Structuring Parsl programs
While convenient to build simple Parsl programs as a single Python file, splitting a Parsl programs into multiple files and a Python module has significant benefits, including:
Better readability
Logical separation of components (e.g., apps, config, and control logic)
Ease of reuse of components
Large applications that use Parsl often divide into several core components:
The following sections use an example where each component is in a separate file:
examples/logic.py
examples/app.py
examples/config.py
examples/__init__.py
run.py
pyproject.toml
Run the application by first installing the Python library and then executing the “run.py” script.
pip install . # Install module so it can be imported by workers
python run.py
Core application logic
The core application logic should be developed without any deference to Parsl. Implement capabilities, write unit tests, and prepare documentation in which ever way works best for the problem at hand.
Parallelization with Parsl will be easy if the software already follows best practices.
The example defines a function to convert a single integer into binary.
from typing import Tuple
def convert_to_binary(x: int) -> Tuple[bool, ...]:
"""Convert a nonnegative integer into a binary
Args:
x: Number to be converted
Returns:
The binary number represented as list of booleans
"""
if x < 0:
raise ValueError('`x` must be nonnegative')
bin_as_string = bin(x)
return tuple(i == '1' for i in bin_as_string[2:])
Workflow functions
Tasks within a workflow may require unique combinations of core functions.
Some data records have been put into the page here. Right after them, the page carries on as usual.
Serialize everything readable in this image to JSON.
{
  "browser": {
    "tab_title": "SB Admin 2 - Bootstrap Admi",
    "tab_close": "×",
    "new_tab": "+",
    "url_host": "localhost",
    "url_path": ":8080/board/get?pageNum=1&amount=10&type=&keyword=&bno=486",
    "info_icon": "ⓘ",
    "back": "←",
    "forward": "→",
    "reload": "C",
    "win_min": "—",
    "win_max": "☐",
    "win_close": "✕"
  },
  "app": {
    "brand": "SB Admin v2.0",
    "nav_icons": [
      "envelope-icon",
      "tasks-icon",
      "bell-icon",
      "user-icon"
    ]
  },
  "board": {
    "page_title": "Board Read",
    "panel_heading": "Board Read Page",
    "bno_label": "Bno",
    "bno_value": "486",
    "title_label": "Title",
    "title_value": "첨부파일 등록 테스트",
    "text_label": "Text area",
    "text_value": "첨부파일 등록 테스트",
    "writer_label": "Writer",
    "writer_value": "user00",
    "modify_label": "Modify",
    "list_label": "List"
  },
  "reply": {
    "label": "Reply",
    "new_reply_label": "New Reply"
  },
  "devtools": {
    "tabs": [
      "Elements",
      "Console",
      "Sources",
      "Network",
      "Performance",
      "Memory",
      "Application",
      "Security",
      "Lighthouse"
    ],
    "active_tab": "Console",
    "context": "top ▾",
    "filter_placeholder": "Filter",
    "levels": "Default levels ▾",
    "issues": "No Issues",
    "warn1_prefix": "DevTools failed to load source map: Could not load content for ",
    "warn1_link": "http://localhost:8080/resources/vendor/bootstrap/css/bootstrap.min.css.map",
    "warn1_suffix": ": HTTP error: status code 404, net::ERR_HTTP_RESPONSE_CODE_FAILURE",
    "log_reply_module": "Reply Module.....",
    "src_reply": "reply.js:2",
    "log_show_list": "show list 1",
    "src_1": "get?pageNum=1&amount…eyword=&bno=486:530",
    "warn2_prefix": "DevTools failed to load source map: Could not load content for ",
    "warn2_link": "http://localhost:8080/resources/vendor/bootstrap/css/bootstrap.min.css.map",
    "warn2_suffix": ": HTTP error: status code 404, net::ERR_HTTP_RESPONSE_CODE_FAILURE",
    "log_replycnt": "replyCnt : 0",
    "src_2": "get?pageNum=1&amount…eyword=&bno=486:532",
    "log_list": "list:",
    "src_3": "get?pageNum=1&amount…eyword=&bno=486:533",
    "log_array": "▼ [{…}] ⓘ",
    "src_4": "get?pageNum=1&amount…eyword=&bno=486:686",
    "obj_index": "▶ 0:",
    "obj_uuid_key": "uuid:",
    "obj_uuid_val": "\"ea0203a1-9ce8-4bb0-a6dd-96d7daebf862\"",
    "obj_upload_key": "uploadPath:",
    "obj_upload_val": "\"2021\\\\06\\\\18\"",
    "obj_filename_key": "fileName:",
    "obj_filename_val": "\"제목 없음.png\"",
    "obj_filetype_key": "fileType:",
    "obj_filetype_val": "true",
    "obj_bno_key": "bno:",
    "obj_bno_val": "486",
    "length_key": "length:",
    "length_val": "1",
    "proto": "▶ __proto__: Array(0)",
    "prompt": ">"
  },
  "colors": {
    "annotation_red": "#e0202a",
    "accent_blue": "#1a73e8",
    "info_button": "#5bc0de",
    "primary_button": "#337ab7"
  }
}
Functions to be run in parallel must also meet specific requirements that may complicate writing the core logic effectively. As such, separating functions to be used as Apps is often beneficial.
The example includes a function to convert many integers into binary.
Key points to note:
It is not necessary to have import statements inside the function. Parsl will serialize this function by reference, as described in Functions from Modules.
The function is not yet marked as a Parsl PythonApp. Keeping Parsl out of the function definitions simplifies testing because you will not need to run Parsl when testing the code.
Advanced: Consider including Parsl decorators in the library if using complex workflow patterns, such as join apps or functions which take special arguments.
"""Functions used as part of the workflow"""
from typing import List, Tuple
from .logic import convert_to_binary
def convert_many_to_binary(xs: List[int]) -> List[Tuple[bool, ...]]:
"""Convert a list of nonnegative integers to binary"""
return [convert_to_binary(x) for x in xs]
Parsl configuration functions
Create Parsl configurations specific to your application needs as functions. While not necessary, including the Parsl configuration functions inside the module ensures they can be imported into other scripts easily.
Generating Parsl Config
objects from a function
makes it possible to change the configuration without editing the module.
The example function provides a configuration suited for a single node.
from parsl.config import Config
from parsl.executors import HighThroughputExecutor
from parsl.providers import LocalProvider
def make_local_config(cores_per_worker: int = 1) -> Config:
"""Generate a configuration which runs all tasks on the local system
Args:
cores_per_worker: Number of cores to dedicate for each task
Returns:
Configuration object with the requested settings
"""
return Config(
executors=[
HighThroughputExecutor(
label="htex_local",
cores_per_worker=cores_per_worker,
cpu_affinity='block',
provider=LocalProvider(),
)
],
)
Orchestration Scripts
The last file defines the workflow itself.
Such orchestration scripts, at minimum, perform at least four tasks:
Load execution options using a tool like
argparse
.Prepare workflow functions for execution by creating
PythonApp
wrappers over each function.Create configuration then start Parsl with the
parsl.load()
function.Launch tasks and retrieve results depending on the needs of the application.
An example run script is as follows
from argparse import ArgumentParser
import parsl
from library.config import make_local_config
from library.app import convert_many_to_binary
from parsl.app.python import PythonApp
# Protect the script from running twice.
# See "Safe importing of main module" in Python multiprocessing docs
# https://docs.python.org/3/library/multiprocessing.html#multiprocessing-programming
if __name__ == "__main__":
# Get user instructions
parser = ArgumentParser()
parser.add_argument('--numbers-per-batch', default=8, type=int)
parser.add_argument('numbers', nargs='+', type=int)
args = parser.parse_args()
# Prepare the workflow functions
convert_app = PythonApp(convert_many_to_binary, cache=False)
# Load the configuration
# As a context manager so resources are shutdown on exit
with parsl.load(make_local_config()):
# Spawn tasks
futures = [
convert_app(args.numbers[start:start + args.numbers_per_batch])
for start in range(0, len(args.numbers), args.numbers_per_batch)
]
# Retrieve task results
for future in futures:
for x, b in zip(future.task_record['args'][0], future.result()):
print(f'{x} -> {"".join("1" if i else "0" for i in b)}')